Elçiler, insanlığın kainat kitabı bilgisini Allah cc nin düzenlemesi konusunda insanlara öğretmenlik yaptıklarını ve bu durumun kıssalar ile bizlere anlatıldığını söylemiştik, Şuayb as kıssası üzerinden onun öğretmenliğinin nasıl gerçekleştiğini görelim. Medyen kavmi sahip oldukları kitab bilgisini kullanarak , ekonomik ve sosyal refahı gerçekleştirmiş , ancak bu ekonomik ve sosyal refahı gerçekleştirecek kitab bilgisi ile ,bu refaha karşı nasıl bir tavır sergileyecekleri konusundaki vahiy kitabı bilgisini arkalarına atarak ölçü ve tartıda yani ticari hayatta sapkınlığa düşmüşlerdir. Allah cc bu durumda olan kavme, kardeşleri Şuayb as ı göndermiş , bu hallerine son vermelerini her iki kitabı yani kainat ve vahiy kitabını birbirinden ayırmadan okuyarak kullanma klavuzuna uymaları, uymadıkları takdirde ağır bir sona uğrayacaklarını tebliğ etmiştir. Kullanma klavuzuna uymayarak atalarının uydurdukları şirk klavuzlarına uymakta direnen kavim bilindiği gibi helak olmuştur. 

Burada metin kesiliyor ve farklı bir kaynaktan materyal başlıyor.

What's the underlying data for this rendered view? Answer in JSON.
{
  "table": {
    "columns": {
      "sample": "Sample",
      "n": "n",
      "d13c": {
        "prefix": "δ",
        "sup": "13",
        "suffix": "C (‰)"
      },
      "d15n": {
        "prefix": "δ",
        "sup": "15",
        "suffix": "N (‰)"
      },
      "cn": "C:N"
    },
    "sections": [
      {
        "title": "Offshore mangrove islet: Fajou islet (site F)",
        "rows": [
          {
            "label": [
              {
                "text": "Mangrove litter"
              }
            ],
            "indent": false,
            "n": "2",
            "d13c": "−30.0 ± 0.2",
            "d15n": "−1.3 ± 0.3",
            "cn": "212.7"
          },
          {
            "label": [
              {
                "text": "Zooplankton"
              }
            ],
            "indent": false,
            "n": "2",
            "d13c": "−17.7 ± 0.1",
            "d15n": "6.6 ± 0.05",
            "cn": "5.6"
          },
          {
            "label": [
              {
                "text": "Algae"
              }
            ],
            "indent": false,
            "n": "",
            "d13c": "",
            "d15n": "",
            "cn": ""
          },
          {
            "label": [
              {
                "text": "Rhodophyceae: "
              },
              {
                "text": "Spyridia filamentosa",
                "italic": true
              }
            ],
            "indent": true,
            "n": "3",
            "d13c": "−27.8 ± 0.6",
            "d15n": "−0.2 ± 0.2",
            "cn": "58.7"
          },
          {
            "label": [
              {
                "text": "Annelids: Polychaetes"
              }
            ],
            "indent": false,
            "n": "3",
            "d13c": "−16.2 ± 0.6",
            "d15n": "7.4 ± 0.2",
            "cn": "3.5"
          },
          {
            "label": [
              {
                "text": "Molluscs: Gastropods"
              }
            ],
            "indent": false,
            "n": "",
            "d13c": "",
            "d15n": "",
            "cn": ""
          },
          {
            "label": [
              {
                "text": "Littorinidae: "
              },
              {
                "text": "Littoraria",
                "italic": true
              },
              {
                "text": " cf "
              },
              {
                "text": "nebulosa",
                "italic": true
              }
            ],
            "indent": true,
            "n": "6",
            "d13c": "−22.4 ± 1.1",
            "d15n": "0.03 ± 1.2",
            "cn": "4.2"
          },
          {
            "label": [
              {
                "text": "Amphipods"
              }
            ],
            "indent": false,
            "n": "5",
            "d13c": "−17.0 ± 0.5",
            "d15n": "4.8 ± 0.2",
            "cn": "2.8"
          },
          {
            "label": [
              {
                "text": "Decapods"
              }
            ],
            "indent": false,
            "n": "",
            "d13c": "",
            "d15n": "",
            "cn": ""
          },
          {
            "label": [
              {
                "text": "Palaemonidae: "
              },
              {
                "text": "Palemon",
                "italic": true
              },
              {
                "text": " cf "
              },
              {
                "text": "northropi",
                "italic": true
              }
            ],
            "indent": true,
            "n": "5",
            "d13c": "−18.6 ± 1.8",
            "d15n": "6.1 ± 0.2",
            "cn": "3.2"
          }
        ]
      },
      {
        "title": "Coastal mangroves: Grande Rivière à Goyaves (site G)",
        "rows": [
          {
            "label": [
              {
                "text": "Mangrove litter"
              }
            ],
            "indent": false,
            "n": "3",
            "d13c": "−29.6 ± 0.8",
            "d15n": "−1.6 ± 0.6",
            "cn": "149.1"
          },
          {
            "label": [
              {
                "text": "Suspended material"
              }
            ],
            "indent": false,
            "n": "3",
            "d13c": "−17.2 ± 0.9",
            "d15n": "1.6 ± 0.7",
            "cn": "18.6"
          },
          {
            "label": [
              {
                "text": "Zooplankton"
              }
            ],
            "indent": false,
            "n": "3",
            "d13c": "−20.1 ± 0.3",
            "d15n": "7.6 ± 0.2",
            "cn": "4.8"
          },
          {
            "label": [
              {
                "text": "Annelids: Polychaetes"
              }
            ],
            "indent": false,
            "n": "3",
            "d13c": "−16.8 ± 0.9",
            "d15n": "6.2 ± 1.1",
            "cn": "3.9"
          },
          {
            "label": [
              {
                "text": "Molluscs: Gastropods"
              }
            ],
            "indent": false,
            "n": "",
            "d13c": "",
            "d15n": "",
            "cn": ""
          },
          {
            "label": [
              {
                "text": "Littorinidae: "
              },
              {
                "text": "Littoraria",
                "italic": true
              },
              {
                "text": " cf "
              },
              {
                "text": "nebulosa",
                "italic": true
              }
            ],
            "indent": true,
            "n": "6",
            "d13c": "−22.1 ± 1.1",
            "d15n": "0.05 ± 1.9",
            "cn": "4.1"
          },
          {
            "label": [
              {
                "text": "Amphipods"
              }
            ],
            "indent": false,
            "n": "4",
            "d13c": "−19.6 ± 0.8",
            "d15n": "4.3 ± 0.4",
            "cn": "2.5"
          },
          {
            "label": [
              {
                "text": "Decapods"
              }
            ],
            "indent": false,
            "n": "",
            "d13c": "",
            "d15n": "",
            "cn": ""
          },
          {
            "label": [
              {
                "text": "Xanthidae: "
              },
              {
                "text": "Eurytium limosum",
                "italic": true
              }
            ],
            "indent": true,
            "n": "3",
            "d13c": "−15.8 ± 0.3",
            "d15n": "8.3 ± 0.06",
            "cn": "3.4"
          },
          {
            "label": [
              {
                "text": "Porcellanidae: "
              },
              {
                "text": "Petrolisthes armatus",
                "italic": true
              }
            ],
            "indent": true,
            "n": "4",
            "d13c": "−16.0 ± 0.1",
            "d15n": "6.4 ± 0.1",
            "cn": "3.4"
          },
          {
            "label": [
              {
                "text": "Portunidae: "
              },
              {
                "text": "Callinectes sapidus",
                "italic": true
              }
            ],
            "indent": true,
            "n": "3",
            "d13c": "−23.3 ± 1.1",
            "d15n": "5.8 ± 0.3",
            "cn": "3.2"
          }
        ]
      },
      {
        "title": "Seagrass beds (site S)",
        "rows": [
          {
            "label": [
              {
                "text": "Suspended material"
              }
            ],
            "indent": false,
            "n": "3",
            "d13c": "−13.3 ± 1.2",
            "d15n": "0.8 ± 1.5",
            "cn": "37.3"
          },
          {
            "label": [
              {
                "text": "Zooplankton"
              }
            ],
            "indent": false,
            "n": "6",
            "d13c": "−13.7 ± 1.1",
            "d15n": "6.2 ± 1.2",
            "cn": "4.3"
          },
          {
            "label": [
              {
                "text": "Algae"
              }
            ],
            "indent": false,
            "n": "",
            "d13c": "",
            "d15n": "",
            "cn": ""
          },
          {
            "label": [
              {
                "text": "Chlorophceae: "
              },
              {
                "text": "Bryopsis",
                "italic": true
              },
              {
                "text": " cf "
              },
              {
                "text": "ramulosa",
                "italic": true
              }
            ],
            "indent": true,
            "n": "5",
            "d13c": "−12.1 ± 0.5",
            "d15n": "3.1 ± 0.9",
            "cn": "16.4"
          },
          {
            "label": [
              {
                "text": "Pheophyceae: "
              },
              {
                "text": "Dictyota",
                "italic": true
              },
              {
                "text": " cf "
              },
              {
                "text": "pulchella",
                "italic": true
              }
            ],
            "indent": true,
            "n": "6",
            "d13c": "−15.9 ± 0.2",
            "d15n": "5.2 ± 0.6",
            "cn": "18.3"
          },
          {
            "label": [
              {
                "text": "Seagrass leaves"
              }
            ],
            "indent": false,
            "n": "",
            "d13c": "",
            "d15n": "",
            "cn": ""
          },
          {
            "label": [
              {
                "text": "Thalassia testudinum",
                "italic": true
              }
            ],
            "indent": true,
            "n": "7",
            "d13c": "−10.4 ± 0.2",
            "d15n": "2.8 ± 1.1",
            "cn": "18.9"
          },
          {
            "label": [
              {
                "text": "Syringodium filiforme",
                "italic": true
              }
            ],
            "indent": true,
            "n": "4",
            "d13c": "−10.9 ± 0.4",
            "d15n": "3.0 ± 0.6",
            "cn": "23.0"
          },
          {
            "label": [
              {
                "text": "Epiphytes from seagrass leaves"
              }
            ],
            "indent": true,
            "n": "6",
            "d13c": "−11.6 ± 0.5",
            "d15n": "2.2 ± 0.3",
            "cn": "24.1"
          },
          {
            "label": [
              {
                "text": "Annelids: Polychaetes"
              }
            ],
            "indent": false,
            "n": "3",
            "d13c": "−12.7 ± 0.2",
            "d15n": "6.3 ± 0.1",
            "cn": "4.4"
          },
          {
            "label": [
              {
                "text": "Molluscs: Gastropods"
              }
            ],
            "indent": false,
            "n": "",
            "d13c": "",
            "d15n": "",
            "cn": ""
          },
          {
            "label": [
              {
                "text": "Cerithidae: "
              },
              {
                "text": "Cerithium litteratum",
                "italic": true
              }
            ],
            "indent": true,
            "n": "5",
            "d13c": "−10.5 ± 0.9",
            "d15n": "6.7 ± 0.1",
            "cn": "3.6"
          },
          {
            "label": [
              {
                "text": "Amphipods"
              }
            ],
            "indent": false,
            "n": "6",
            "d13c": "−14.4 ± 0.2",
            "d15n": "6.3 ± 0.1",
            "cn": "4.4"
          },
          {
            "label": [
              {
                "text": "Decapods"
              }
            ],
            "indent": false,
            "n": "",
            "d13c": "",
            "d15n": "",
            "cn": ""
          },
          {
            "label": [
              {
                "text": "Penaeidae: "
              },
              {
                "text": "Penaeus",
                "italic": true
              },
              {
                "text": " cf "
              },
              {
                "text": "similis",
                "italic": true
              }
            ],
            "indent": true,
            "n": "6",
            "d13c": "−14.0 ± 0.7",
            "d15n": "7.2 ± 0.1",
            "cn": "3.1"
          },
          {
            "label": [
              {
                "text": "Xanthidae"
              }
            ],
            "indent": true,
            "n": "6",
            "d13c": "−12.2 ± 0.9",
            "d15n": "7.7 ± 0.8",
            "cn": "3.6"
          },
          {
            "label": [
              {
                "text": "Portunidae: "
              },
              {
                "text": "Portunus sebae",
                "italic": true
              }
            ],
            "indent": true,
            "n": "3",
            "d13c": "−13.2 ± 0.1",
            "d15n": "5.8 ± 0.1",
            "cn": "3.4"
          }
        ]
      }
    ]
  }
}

Şuayb as ve benzeri elçilerin kavimlerinin ortak noktaları, kendilerindeki kitab bilgisi dahilinde elde ettikleri kazançları ,vahiy kitabı bilgisi ile yoğurmayıp atalarından devraldıkları ve Allah cc nin dışındakilerin hükümleri ile yoğurmayı tercih ettikleri şirke düşmüşler ve helaka uğramışlardır. 

Bugün müslüman dünyasına baktığımız zaman , yüzyıllar önce kainat kitabını okuyarak bilim , teknik , fen , matematik,tıp  gibi bilim dallarında önemli eserler ve kadrolar yetiştirmiş , ne zamanki bu kitabı hakkı ile okumayı terkedip sadece yazılı mushafı okumaya yönelmiş işte o zaman gerileme başlamıştır. yazılı mushafı şayet doğru okusalar kainat Ayetlerininde asla terkedilmeyeceği zaten anlaşılmış olurdu. Sadece mushafı okuyarak cennete gidileceğini zannedenler etraflarında dönen dolaplara kayıtsız kalarak sahayı sadece kainat kitabını okuyarak ilim ve teknikte ilerleyen batıya bırakmışlar , kainat kitabını vahiy kitabı ile birlikte okumayan batını zulmu altında ezilmeye başlamışlar ve bu durum hala devam etmektedir , bu durumdan kurtulmanın yolu nedir?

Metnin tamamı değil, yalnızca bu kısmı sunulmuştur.